On Thu, Aug 18, 2011 at 21:17, Eran Hammer-Lahav <e...@hueniverse.com> wrote:
>
>
>> -----Original Message-----
>> From: Niv Steingarten [mailto:nivst...@gmail.com]
>> Sent: Thursday, August 18, 2011 11:08 AM
>> To: Eran Hammer-Lahav
>> Cc: Torsten Lodderstedt; oauth@ietf.org
>> Subject: Re: [OAUTH-WG] Draft 20 last call comment (Resource Owner
>> Impersonation)
>>
>> On Thu, Aug 18, 2011 at 20:31, Eran Hammer-Lahav <e...@hueniverse.com>
>> wrote:
>> >
>> >
>> >> -----Original Message-----
>> >> From: Niv Steingarten [mailto:nivst...@gmail.com]
>> >> Sent: Thursday, August 18, 2011 10:16 AM
>> >> To: Eran Hammer-Lahav
>> >> Cc: Torsten Lodderstedt; oauth@ietf.org
>> >> Subject: Re: [OAUTH-WG] Draft 20 last call comment (Resource Owner
>> >> Impersonation)
>> >>
>> > Can you provide another example with the same level of detail as you
>> provided below?
>>
>> The malicious client sends a request to the authorization endpoint with the
>> appropriate parameters, and in return receives the markup of the web-page
>> which should be displayed to the user in order to get consent. In addition,
>> since the request is launched not via a sandboxed user-agent, the client also
>> has access to any 'Set-Cookie'
>> HTTP headers.
>>
>> Instead of displaying the page to the user, the client extracts the web-form
>> data (including the hidden nonce/token) which would be submitted when
>> 'Allow' is clicked.

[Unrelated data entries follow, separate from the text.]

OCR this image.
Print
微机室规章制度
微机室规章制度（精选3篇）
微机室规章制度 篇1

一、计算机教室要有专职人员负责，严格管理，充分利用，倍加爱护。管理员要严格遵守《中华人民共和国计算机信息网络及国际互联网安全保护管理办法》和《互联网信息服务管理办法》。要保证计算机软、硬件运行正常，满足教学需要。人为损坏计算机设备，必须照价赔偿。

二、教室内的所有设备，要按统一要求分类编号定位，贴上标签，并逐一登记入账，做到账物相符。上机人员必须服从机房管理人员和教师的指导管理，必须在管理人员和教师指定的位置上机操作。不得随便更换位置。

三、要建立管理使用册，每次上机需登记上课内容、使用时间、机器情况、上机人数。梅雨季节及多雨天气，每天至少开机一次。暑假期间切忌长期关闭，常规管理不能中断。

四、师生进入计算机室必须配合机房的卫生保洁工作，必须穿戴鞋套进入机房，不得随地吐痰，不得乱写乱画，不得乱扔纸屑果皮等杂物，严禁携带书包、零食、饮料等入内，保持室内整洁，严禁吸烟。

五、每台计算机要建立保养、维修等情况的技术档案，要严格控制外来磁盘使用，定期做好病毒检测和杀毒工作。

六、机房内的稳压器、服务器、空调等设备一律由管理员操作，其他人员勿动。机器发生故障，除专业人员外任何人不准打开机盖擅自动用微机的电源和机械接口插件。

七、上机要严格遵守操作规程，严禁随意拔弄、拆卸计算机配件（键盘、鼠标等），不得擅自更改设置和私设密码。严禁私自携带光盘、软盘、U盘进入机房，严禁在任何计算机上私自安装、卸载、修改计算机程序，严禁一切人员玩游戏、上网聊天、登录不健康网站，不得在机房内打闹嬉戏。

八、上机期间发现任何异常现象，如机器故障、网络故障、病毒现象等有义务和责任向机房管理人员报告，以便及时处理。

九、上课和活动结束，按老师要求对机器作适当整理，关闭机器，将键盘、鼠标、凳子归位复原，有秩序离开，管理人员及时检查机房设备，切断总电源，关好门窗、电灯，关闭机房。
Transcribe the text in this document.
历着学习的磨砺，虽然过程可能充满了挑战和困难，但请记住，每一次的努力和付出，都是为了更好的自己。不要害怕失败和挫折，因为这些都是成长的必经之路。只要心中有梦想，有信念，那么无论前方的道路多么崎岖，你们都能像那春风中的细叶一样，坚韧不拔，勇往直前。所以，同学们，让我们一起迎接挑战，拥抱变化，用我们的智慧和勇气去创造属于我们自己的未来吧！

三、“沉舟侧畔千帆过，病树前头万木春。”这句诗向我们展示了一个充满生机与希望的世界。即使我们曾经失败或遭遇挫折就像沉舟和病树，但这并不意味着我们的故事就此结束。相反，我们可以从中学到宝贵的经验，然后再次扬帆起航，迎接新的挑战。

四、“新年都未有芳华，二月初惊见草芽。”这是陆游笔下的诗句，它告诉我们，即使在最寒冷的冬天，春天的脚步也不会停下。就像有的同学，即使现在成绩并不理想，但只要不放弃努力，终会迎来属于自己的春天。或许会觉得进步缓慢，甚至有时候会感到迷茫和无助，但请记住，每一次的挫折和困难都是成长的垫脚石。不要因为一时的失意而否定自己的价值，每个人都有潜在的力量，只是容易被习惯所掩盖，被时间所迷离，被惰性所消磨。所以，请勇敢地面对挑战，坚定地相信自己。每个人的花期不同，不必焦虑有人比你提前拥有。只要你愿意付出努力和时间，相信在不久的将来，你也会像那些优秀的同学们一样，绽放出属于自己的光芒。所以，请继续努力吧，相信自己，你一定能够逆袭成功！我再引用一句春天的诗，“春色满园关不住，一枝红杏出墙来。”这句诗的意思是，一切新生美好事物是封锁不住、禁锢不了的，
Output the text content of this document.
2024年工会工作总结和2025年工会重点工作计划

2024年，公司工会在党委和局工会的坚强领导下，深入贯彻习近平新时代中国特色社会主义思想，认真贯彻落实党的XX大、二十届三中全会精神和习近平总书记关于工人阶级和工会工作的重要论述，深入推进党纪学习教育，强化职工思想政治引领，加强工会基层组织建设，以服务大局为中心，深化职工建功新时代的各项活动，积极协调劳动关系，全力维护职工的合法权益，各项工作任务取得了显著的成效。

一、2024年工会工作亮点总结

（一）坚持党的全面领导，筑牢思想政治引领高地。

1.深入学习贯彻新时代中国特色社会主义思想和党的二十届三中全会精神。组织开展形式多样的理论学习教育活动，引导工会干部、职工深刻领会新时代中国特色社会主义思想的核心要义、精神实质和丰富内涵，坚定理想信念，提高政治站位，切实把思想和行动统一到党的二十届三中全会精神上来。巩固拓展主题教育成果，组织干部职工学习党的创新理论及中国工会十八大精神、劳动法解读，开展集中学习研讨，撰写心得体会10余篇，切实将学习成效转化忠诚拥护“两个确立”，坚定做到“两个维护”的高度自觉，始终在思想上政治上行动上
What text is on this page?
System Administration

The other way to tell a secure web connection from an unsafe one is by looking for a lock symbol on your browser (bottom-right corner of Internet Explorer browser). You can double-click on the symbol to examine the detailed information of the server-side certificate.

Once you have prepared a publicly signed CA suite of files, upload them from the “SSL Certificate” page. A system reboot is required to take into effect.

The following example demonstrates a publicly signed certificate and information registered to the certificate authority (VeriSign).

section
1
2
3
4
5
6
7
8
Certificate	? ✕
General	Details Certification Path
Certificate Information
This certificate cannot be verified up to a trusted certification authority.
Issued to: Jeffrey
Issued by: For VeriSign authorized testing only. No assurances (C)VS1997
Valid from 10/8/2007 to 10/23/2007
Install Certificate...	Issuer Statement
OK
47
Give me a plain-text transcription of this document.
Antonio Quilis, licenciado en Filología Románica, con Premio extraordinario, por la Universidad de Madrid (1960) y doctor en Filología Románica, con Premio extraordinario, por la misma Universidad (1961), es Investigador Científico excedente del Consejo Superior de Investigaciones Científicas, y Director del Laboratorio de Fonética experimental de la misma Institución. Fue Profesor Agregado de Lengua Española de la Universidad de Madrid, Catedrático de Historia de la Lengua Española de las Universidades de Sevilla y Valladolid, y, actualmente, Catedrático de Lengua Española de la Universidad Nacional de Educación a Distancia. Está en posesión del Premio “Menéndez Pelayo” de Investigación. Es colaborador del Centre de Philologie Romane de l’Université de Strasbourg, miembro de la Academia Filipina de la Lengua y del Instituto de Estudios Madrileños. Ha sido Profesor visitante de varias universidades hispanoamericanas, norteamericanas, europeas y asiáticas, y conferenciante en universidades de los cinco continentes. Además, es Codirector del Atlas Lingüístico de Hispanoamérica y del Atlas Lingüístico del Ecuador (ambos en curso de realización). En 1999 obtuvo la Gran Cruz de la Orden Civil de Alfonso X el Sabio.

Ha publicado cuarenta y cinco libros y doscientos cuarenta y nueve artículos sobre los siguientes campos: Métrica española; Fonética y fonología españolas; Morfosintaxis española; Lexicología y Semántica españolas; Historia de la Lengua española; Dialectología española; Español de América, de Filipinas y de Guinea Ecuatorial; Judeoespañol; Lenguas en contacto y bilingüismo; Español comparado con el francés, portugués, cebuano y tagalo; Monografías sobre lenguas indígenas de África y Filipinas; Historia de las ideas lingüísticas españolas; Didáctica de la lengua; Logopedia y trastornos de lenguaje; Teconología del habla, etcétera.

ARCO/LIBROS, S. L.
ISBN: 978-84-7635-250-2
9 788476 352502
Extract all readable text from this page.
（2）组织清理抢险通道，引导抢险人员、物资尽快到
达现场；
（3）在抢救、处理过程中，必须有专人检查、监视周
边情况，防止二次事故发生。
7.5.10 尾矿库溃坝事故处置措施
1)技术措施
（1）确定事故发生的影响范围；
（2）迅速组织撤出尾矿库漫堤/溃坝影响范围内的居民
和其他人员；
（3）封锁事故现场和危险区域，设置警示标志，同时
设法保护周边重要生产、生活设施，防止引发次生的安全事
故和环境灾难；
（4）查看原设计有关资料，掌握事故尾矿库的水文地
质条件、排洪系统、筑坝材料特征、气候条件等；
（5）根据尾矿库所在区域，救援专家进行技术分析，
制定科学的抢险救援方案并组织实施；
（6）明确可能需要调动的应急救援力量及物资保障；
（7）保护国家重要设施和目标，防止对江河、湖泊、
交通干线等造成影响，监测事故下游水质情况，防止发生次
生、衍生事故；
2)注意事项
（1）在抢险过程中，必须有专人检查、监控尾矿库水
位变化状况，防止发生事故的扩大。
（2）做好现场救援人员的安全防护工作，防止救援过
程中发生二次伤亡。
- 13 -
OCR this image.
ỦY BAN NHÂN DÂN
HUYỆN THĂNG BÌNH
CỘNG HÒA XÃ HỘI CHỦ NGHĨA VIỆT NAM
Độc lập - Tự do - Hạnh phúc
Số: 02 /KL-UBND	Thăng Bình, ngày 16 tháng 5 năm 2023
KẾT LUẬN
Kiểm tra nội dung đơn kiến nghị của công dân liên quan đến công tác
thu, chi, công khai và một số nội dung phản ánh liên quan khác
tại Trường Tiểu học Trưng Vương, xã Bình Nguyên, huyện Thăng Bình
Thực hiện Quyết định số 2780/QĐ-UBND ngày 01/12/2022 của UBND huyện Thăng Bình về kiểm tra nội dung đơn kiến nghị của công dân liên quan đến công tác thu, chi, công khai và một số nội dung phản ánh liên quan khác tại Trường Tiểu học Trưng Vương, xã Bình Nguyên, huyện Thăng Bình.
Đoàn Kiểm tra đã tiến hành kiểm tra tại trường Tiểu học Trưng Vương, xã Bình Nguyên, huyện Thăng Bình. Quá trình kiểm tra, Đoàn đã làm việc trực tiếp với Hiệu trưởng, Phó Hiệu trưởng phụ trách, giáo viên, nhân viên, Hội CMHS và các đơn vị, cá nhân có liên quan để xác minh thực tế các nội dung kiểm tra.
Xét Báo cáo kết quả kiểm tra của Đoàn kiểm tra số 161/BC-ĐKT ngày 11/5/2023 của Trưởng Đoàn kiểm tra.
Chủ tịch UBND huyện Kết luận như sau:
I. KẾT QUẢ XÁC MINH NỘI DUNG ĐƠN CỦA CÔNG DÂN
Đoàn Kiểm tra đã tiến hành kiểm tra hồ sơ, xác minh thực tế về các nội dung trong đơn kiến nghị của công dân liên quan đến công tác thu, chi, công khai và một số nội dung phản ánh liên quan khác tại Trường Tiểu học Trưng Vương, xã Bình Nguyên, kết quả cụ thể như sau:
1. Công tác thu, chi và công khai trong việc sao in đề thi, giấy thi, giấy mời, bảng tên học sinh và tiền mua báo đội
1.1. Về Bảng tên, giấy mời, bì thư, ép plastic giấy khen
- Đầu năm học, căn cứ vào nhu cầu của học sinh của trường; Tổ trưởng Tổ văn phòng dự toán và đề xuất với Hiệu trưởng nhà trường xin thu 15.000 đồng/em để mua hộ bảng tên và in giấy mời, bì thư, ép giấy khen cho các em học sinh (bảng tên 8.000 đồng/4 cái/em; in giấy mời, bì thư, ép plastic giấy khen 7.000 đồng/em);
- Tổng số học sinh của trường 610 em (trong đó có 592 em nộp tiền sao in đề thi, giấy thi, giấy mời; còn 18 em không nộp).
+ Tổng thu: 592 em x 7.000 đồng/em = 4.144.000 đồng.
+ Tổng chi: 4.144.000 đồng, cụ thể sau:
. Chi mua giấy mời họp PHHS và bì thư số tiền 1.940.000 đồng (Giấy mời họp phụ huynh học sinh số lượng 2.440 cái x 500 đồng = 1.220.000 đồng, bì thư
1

It then forges the appropriate POST request with the
>> cookies, form data and referrer, and dispatches it,
>
> SCENE MISSING [1]
>
>> to finally receive an access token/authorization code in the redirection.
>
> You skipped the best part!
>
> What do you mean by "dispatches it"? How is the resource owner tricked or 
> abused to grant authorization unknowingly? I understand how your proposal 
> "fixes" the first half, but not what kind of attack is happening in the 
> second half.
>

I might have accidentally skipped the part where the user is already
logged in at the authorization endpoint, so no log-in is required but
rather just allowing/denying access (correction: the first request is
sent using an HTTP framework/WebKit, so no access to cookies). Once it
extracts the data from the web-form, the client has all the
information it needs in order to create an HTTP request and launch it
using the same HTTP framework/WebKit, simulating the "Allow" button.

>
> [1] http://www.ibras.dk/montypython/episode34.htm
>

+1 for more Monty Python references.